前回(第3回)はITベンダー、特に大手ITベンダーの企業組織としての問題について指摘しました。次に、組織に所属する“システム屋”の個々人に焦点を当ててみたいと思います。

 なぜダメな情報システムが無くならないのか。その理由を考える時に、「ダメな“システム屋”」の存在は無視できません。

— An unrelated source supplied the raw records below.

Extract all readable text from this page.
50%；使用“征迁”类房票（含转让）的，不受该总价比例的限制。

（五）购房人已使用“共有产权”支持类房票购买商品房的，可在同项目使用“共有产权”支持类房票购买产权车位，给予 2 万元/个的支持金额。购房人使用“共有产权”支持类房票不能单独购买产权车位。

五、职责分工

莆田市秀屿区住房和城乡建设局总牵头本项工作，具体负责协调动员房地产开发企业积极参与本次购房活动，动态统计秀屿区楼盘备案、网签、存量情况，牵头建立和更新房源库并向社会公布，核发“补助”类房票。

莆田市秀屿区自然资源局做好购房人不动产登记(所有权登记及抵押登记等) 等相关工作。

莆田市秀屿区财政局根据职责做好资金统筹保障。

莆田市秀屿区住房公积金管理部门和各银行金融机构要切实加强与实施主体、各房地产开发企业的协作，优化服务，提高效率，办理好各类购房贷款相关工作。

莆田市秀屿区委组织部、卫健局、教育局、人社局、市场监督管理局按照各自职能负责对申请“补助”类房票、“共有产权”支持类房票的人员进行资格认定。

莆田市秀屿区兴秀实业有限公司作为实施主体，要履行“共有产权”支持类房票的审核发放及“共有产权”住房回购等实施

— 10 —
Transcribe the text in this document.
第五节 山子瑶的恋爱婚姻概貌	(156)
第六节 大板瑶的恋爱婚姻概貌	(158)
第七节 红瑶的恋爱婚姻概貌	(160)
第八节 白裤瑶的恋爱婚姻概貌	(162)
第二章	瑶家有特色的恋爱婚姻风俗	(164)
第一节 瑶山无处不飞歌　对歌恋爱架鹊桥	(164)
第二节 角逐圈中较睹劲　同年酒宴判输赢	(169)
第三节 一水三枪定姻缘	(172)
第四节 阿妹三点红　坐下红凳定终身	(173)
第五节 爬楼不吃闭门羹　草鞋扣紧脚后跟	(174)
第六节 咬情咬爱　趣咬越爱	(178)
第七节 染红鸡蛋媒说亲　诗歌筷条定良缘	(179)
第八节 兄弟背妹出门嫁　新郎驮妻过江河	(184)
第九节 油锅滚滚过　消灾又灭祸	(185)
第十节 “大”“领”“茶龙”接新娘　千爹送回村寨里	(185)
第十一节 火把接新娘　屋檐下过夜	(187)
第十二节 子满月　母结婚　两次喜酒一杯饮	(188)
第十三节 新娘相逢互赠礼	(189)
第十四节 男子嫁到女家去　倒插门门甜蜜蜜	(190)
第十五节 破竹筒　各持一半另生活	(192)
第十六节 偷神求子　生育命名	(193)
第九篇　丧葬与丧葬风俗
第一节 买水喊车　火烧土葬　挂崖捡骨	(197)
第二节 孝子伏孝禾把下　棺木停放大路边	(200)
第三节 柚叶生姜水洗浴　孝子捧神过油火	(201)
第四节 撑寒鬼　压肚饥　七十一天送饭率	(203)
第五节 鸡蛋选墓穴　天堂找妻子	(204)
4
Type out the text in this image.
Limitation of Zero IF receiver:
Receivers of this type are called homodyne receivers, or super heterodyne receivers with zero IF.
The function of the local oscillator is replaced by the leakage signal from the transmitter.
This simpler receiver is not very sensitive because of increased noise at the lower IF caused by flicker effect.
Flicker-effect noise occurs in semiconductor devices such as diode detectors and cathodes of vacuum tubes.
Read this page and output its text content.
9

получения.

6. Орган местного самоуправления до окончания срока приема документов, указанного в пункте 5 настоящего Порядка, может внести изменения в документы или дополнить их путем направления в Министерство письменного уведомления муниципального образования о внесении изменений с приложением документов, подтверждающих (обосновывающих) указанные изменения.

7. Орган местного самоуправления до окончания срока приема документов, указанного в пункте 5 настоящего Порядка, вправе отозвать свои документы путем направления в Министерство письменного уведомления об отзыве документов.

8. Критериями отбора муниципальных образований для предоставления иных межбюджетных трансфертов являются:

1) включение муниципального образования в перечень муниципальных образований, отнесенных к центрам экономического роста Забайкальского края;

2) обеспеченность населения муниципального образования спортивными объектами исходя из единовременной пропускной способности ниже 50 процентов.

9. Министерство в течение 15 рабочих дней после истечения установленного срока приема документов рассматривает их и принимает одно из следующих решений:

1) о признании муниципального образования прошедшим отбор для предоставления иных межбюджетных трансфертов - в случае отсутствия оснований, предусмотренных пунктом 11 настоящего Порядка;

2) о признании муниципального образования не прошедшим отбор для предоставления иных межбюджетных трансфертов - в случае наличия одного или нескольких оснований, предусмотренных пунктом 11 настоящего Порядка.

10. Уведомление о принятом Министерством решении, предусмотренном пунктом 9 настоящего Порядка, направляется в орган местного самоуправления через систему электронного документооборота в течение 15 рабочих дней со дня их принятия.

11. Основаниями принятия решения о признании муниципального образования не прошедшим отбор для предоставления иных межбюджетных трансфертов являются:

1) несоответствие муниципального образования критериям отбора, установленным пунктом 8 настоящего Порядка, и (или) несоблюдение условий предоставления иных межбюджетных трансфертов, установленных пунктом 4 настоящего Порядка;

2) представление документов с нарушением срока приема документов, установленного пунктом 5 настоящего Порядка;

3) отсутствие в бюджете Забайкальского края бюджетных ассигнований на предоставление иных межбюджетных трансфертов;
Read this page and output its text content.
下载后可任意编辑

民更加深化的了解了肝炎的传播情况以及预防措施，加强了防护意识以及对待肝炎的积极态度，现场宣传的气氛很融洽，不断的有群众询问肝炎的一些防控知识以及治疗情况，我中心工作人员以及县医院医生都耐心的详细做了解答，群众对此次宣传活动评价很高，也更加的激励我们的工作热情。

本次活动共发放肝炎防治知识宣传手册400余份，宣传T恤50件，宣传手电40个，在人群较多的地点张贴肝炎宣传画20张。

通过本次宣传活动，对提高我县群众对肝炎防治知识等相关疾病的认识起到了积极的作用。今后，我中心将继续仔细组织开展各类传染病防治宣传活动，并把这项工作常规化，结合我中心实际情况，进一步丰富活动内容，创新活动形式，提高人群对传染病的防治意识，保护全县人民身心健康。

優秀ではないダメな“システム屋”が量産され、ダメでも仕事を任され、組織の中で出世したりしてしまう仕組みにも問題があるでしょう。

個人の立場なら品質が気になるはず

 個人の立場で大金を支払って買い物をする場合に、ダメなメンバーの存在は許容されるでしょうか。

 例えば、自宅を新築する時に、その建築プロジェクトのメンバーに優秀ではない人がいると分かったら、施主・発注者はどのように感じるでしょうか。押入れの戸の建てつけが悪いとか、階段の上と下で電気スイッチの仕様が異なるとか、色々と不安になることでしょう。場合によっては土台や構造に問題はないかと危惧することだってあるかもしれません。

 大切なお客と一緒に高級料理店に行く時に、もし調理場に優秀でない人がいて何らかの調理を担当していると分かったならどうでしょうか。お客の気分を損ねるのではないかと疑心暗鬼になって、料理を楽しむ気持ちは半減してしまうでしょう。

 もちろん修行中の料理人が先輩の指導を受けながら調理に取り組んでいるのであれば問題ありません。しかし、半人前のまま調理の重要な部分を任されているとしたら、とても安心などできません。